Relay-Version: version B 2.10 5/3/83; site utzoo.UUCP
Path: utzoo!mnetor!seismo!ut-sally!husc6!endor!reiter
From: reiter@endor.harvard.edu (Ehud Reiter)
Newsgroups: comp.arch,comp.sys.nsc.32k
Subject: Re: "Unoptimizing" Dhrystone
Message-ID: <1706@husc6.UUCP>
Date: Tue, 21-Apr-87 09:52:51 EST
Article-I.D.: husc6.1706
Posted: Tue Apr 21 09:52:51 1987
Date-Received: Wed, 22-Apr-87 02:49:46 EST
References: <4190@nsc.nsc.com> <951@moscom.UUCP> <2577@intelca.UUCP> <999@mips.UUCP> <312@gumby.UUCP>
Sender: news@husc6.UUCP
Reply-To: reiter@harvard.UUCP (Ehud Reiter)
Organization: Aiken Computation Lab Harvard, Cambridge, MA
Lines: 25
Xref: mnetor comp.arch:1028 comp.sys.nsc.32k:98

In article <312@gumby.UUCP> earl@mips.UUCP (Earl Killian) writes:
>At MIPS, we use the following programs for benchmarking and
>architectural study:
>	<list of 10 or so programs>
>All of these have very different statistics.

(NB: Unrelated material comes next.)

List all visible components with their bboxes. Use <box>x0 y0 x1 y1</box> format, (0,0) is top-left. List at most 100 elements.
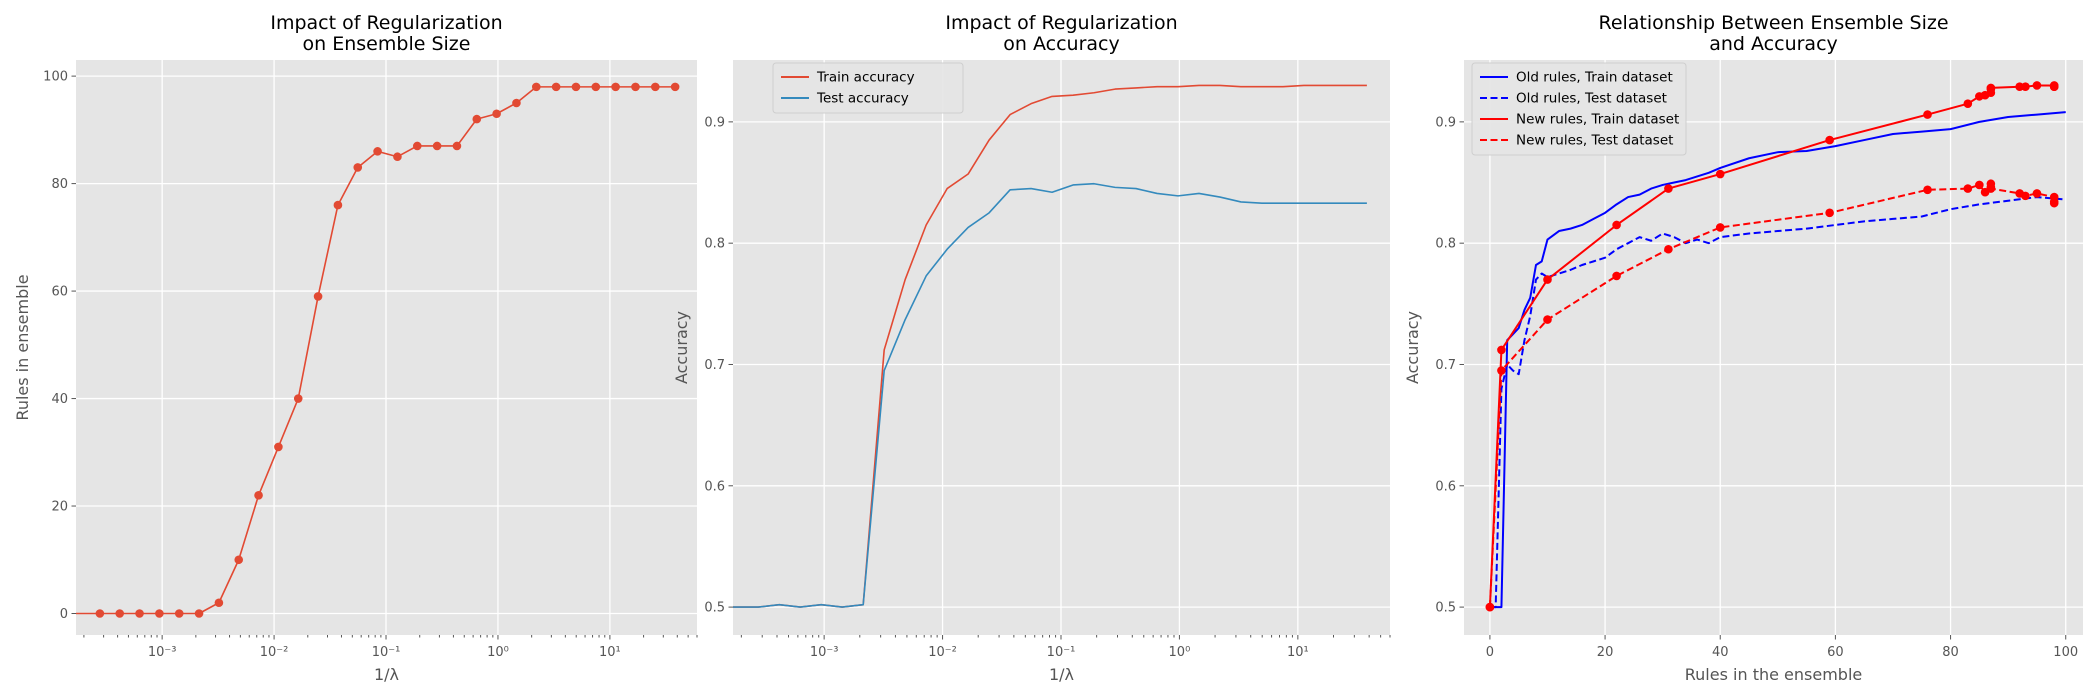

On the subject of benchmarks, I've noticed that many people who do use
multiple programs for benchmarking tend to average the results together.
Even MIPS, whose Performance Brief is the best of its kind that I've seen,
does this to some degree (e.g. their "UNIX Total", in comparing an M/500
to a VAX-11/780, averages together relative performance figures ranging
from 4.7 to 6.7 into an average figure of 5.6).  Since averaging can be
a statistically dubious process (especially if the programs being averaged
are not weighted by some kind of "freqency of use" parameter), perhaps it
would be better to report the full range instead of an average (so, in the
above example, the M/500 would be rated as 4.7-6.7, not 5.6).  Reporting the
range would also have the advantage of giving people an idea of the variances
involved.

So, if the community does shift to using multiple programs for benchmarking
(which I strongly approve of), we should consider reporting "relative
performance" not as a single average number, but rather as a range.

					Ehud Reiter
					reiter@harvard	(ARPA,BITNET,UUCP)